I do not understand what #2 is trying to say, especially since I think this solution might be the only way to do it. Divide the batteries into $n-1$ groups with sizes 3, 3, 2, 2, ..., 2. By pigeonhole, one of the groups has two charged batteries. With the exception of the last group, try every pair of batteries in the same group, for a total of \[ 2 \cdot \binom{3}{2} + (n-4) \cdot \binom{2}{2} = n + 2 \]tries. If none of these tries work, the last group we didn't test is the desired pair.

Follow up question: Is $n+2$ the least nunber of tries to guarantee a charged pair?

Very nice solution MellowMelon.The best I could do was to prove that we can find pair of charged batteries in at most $n+3$ tries .

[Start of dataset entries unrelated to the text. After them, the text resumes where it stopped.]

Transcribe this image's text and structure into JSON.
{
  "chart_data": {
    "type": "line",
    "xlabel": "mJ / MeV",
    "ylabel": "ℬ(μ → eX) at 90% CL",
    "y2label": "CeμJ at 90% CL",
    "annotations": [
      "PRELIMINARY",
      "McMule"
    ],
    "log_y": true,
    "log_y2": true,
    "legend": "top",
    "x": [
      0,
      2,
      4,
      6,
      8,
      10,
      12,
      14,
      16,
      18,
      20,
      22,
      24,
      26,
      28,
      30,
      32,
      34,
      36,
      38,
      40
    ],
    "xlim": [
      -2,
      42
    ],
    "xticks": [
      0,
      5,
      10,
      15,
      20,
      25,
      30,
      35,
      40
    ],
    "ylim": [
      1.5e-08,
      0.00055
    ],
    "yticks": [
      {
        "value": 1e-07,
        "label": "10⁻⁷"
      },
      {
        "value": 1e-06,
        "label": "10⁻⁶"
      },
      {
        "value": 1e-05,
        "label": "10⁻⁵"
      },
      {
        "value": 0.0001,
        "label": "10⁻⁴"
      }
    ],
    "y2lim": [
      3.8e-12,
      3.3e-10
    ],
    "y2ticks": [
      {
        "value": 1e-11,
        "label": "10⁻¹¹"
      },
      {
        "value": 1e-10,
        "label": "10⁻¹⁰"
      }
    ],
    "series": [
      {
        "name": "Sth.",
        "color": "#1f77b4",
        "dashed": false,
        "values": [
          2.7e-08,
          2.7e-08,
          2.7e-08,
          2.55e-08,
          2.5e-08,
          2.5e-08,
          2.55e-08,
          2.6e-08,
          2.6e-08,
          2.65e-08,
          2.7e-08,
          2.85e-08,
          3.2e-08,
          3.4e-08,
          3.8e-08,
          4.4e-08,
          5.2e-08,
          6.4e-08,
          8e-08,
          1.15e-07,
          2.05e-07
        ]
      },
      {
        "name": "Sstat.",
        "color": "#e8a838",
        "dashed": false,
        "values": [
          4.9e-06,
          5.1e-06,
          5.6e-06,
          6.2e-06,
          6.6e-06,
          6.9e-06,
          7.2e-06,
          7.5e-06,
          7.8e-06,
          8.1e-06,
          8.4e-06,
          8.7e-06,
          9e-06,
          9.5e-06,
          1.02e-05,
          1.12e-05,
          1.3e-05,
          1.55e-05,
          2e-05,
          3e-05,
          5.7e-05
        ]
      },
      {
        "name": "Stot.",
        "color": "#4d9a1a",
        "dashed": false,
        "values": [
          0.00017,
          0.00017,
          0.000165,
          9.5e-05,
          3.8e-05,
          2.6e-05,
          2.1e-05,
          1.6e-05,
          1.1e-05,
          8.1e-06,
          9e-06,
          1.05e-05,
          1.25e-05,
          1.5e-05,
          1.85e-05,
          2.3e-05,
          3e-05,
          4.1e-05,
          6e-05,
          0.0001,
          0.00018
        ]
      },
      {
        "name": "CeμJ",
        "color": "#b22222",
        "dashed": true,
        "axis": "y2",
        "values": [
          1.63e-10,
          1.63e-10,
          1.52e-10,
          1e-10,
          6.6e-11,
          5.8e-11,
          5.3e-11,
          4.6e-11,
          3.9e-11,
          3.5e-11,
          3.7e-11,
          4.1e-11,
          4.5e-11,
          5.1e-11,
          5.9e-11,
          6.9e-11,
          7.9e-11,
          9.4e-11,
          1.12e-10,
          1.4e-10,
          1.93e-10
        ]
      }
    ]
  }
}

It is not too difficult to show that $n+2$ is the best possible bound. Since the problem allows for "I didn't try this pair but I know it works", this is equivalent to: Let $G$ be a graph with $2n$ vertices and at most $n+2$ edges. Show we can choose an independent set of $n$ vertices. This probably follows from a well-known bound that I don't have a reference for, but it's easy enough to obtain with a greedy algorithm: just keep throwing out the vertices with maximum degree. Another interesting question is that "only possible solution" guess I made. That is, if $G$ is a graph with $2n$ vertices, $n+3$ edges, and no independent set of size $n$, is it isomorphic to the graph of two triangles and $n-3$ disjoint edges? I think the answer is yes, but I haven't worked through all the details.